Last year the UK government took the encouraging step of launching a consultation on their plans to ban the ivory trade in the UK.
Though many people don’t realise it, some trade in ivory is still legal in the UK, for example, antique ivory produced before 1947. Alarmingly, recent evidence has revealed that the UK’s legal ivory market has been used as a cover for trade in illegal ivory.
That’s why we considered the consultation to be so important and encouraged our supporters to have their say too.
Now it’s time for action
It’s now been over two months since the consultation closed. More than 70,000 people took the time to submit their views, with the government reporting an initial ‘overwhelming majority’ supporting a UK ivory trade ban.
We also saw over 60,000 people sign our #StopIvoryTrade petition. It’s clear just how strongly people feel about this issue.
But so far, the government is yet to announce its plans. We’re still waiting to hear what they’re going to do to help stop the ivory trade.
We’re still hopeful the government will do the right thing, but with more African elephants being poached than born, every day we wait is a day too long.
Help us hold the government to account
We need to keep the issue high on the government’s agenda. By showing publically that we are still waiting for them to act, we can keep the pressure on.
That’s why we’re asking as many people as possible to tweet Defra – the Department for Environment, Food & Rural Affairs, who organised the consultation. Let’s show them that we’re not going to forget elephants, and that we’re relying on them to act quickly.

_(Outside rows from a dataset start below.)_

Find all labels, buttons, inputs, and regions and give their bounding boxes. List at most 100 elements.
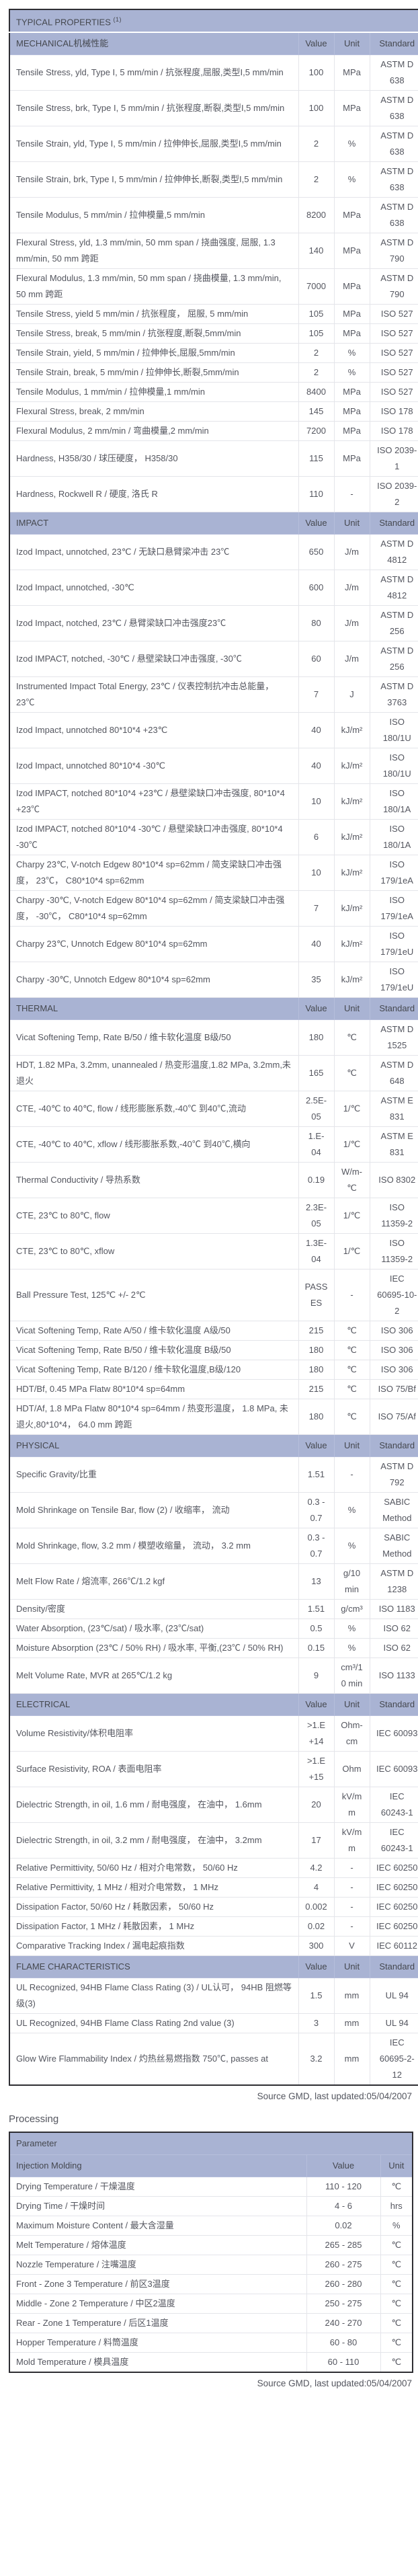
property-standard: ISO 179/1eU — [369, 962, 418, 999]
property-unit: kJ/m² — [333, 855, 370, 892]
property-standard: ISO 180/1U — [369, 748, 418, 785]
parameter-name: Melt Temperature / 熔体温度 — [9, 2235, 307, 2256]
section-header-row: ELECTRICAL Value Unit Standard — [9, 1693, 418, 1717]
property-standard: IEC 60093 — [369, 1715, 418, 1752]
property-value: 0.5 — [298, 1618, 335, 1639]
processing-heading: Processing — [9, 2113, 59, 2125]
processing-row: Melt Temperature / 熔体温度 265 - 285 ℃ — [9, 2235, 413, 2256]
parameter-unit: ℃ — [380, 2313, 413, 2334]
property-unit: ℃ — [333, 1340, 370, 1361]
property-row: Vicat Softening Temp, Rate B/120 / 维卡软化温… — [9, 1360, 418, 1380]
property-value: 600 — [298, 570, 335, 607]
property-standard: IEC 60250 — [369, 1877, 418, 1898]
property-unit: g/cm³ — [333, 1599, 370, 1620]
col-header-unit: Unit — [333, 997, 370, 1021]
col-header-value: Value — [298, 1434, 335, 1458]
property-row: Izod IMPACT, notched 80*10*4 +23℃ / 悬壁梁缺… — [9, 783, 418, 820]
property-unit: MPa — [333, 90, 370, 127]
property-value: 2.5E-05 — [298, 1091, 335, 1128]
property-unit: Ohm — [333, 1751, 370, 1788]
parameter-name: Mold Temperature / 模具温度 — [9, 2352, 307, 2373]
property-value: 0.002 — [298, 1897, 335, 1918]
property-unit: - — [333, 1456, 370, 1493]
property-row: Dielectric Strength, in oil, 3.2 mm / 耐电… — [9, 1822, 418, 1859]
col-header-standard: Standard — [369, 1434, 418, 1458]
property-name: Flexural Modulus, 1.3 mm/min, 50 mm span… — [9, 268, 299, 305]
property-row: Tensile Stress, break, 5 mm/min / 抗张程度,断… — [9, 323, 418, 344]
property-standard: ASTM D 638 — [369, 126, 418, 163]
property-value: 105 — [298, 323, 335, 344]
property-value: >1.E+15 — [298, 1751, 335, 1788]
property-value: 80 — [298, 605, 335, 642]
parameter-unit: ℃ — [380, 2294, 413, 2314]
property-unit: MPa — [333, 304, 370, 325]
property-name: Izod Impact, unnotched, -30℃ — [9, 570, 299, 607]
property-unit: % — [333, 1528, 370, 1565]
parameter-name: Nozzle Temperature / 注嘴温度 — [9, 2255, 307, 2275]
property-name: UL Recognized, 94HB Flame Class Rating 2… — [9, 2013, 299, 2034]
processing-row: Rear - Zone 1 Temperature / 后区1温度 240 - 2… — [9, 2313, 413, 2334]
property-standard: IEC 60243-1 — [369, 1787, 418, 1824]
property-value: 40 — [298, 748, 335, 785]
parameter-value: 60 - 80 — [306, 2333, 381, 2353]
parameter-unit: ℃ — [380, 2235, 413, 2256]
property-unit: 1/℃ — [333, 1091, 370, 1128]
property-unit: kJ/m² — [333, 783, 370, 820]
property-standard: ISO 179/1eU — [369, 926, 418, 963]
parameter-value: 0.02 — [306, 2216, 381, 2236]
property-unit: ℃ — [333, 1019, 370, 1056]
property-unit: kV/mm — [333, 1822, 370, 1859]
property-unit: MPa — [333, 197, 370, 234]
property-standard: ASTM D 638 — [369, 54, 418, 91]
property-standard: ISO 11359-2 — [369, 1233, 418, 1270]
property-name: Hardness, H358/30 / 球压硬度， H358/30 — [9, 440, 299, 477]
property-row: Izod IMPACT, notched, -30℃ / 悬壁梁缺口冲击强度, … — [9, 641, 418, 678]
property-value: 1.5 — [298, 1978, 335, 2015]
property-standard: ISO 62 — [369, 1618, 418, 1639]
property-value: 40 — [298, 712, 335, 749]
property-unit: ℃ — [333, 1360, 370, 1380]
property-name: Dissipation Factor, 1 MHz / 耗散因素， 1 MHz — [9, 1916, 299, 1937]
section-title: FLAME CHARACTERISTICS — [9, 1955, 299, 1979]
property-value: 1.51 — [298, 1456, 335, 1493]
property-unit: MPa — [333, 440, 370, 477]
property-name: Vicat Softening Temp, Rate B/50 / 维卡软化温度… — [9, 1019, 299, 1056]
property-unit: - — [333, 1877, 370, 1898]
property-name: CTE, 23℃ to 80℃, flow — [9, 1198, 299, 1235]
property-unit: ℃ — [333, 1321, 370, 1341]
property-unit: % — [333, 1492, 370, 1529]
parameter-name: Front - Zone 3 Temperature / 前区3温度 — [9, 2274, 307, 2295]
property-row: Tensile Stress, yield 5 mm/min / 抗张程度， 屈… — [9, 304, 418, 325]
property-standard: IEC 60112 — [369, 1936, 418, 1957]
property-row: Izod Impact, unnotched 80*10*4 +23℃ 40 kJ/… — [9, 712, 418, 749]
property-value: 6 — [298, 819, 335, 856]
property-name: CTE, -40℃ to 40℃, xflow / 线形膨胀系数,-40℃ 到4… — [9, 1126, 299, 1163]
col-header-standard: Standard — [369, 32, 418, 56]
property-value: 215 — [298, 1379, 335, 1400]
property-value: 4.2 — [298, 1858, 335, 1879]
property-name: Izod IMPACT, notched, -30℃ / 悬壁梁缺口冲击强度, … — [9, 641, 299, 678]
property-unit: W/m-℃ — [333, 1162, 370, 1199]
property-unit: % — [333, 126, 370, 163]
property-name: Tensile Modulus, 5 mm/min / 拉伸模量,5 mm/mi… — [9, 197, 299, 234]
property-value: >1.E+14 — [298, 1715, 335, 1752]
property-value: 0.19 — [298, 1162, 335, 1199]
property-row: Mold Shrinkage, flow, 3.2 mm / 模塑收缩量， 流动… — [9, 1528, 418, 1565]
property-value: 8200 — [298, 197, 335, 234]
property-name: Hardness, Rockwell R / 硬度, 洛氏 R — [9, 476, 299, 513]
property-name: Tensile Strain, brk, Type I, 5 mm/min / … — [9, 161, 299, 198]
property-unit: Ohm-cm — [333, 1715, 370, 1752]
col-header-standard: Standard — [369, 512, 418, 535]
parameter-header-row: Parameter — [9, 2132, 413, 2156]
property-row: Izod Impact, unnotched, 23℃ / 无缺口悬臂梁冲击 2… — [9, 534, 418, 571]
property-name: Specific Gravity/比重 — [9, 1456, 299, 1493]
property-standard: ISO 306 — [369, 1321, 418, 1341]
section-header-row: MECHANICAL机械性能 Value Unit Standard — [9, 32, 418, 56]
parameter-unit: ℃ — [380, 2177, 413, 2197]
property-name: CTE, -40℃ to 40℃, flow / 线形膨胀系数,-40℃ 到40… — [9, 1091, 299, 1128]
property-value: 3 — [298, 2013, 335, 2034]
property-value: 2 — [298, 343, 335, 364]
parameter-name: Drying Temperature / 干燥温度 — [9, 2177, 307, 2197]
col-header-value: Value — [298, 1955, 335, 1979]
parameter-unit: % — [380, 2216, 413, 2236]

Sending a tweet is really easy – we’ve even prepared the message for you to send. So all you need to do is click the button, and you’ll be taken through to Twitter ready to send.
If you’re not on Twitter, you can still play a huge part. Please share this article with friends or family to help us spread the word.
The UK must play no part in the elephant poaching crisis. Now is the time for the government to take action to tackle the illegal ivory trade.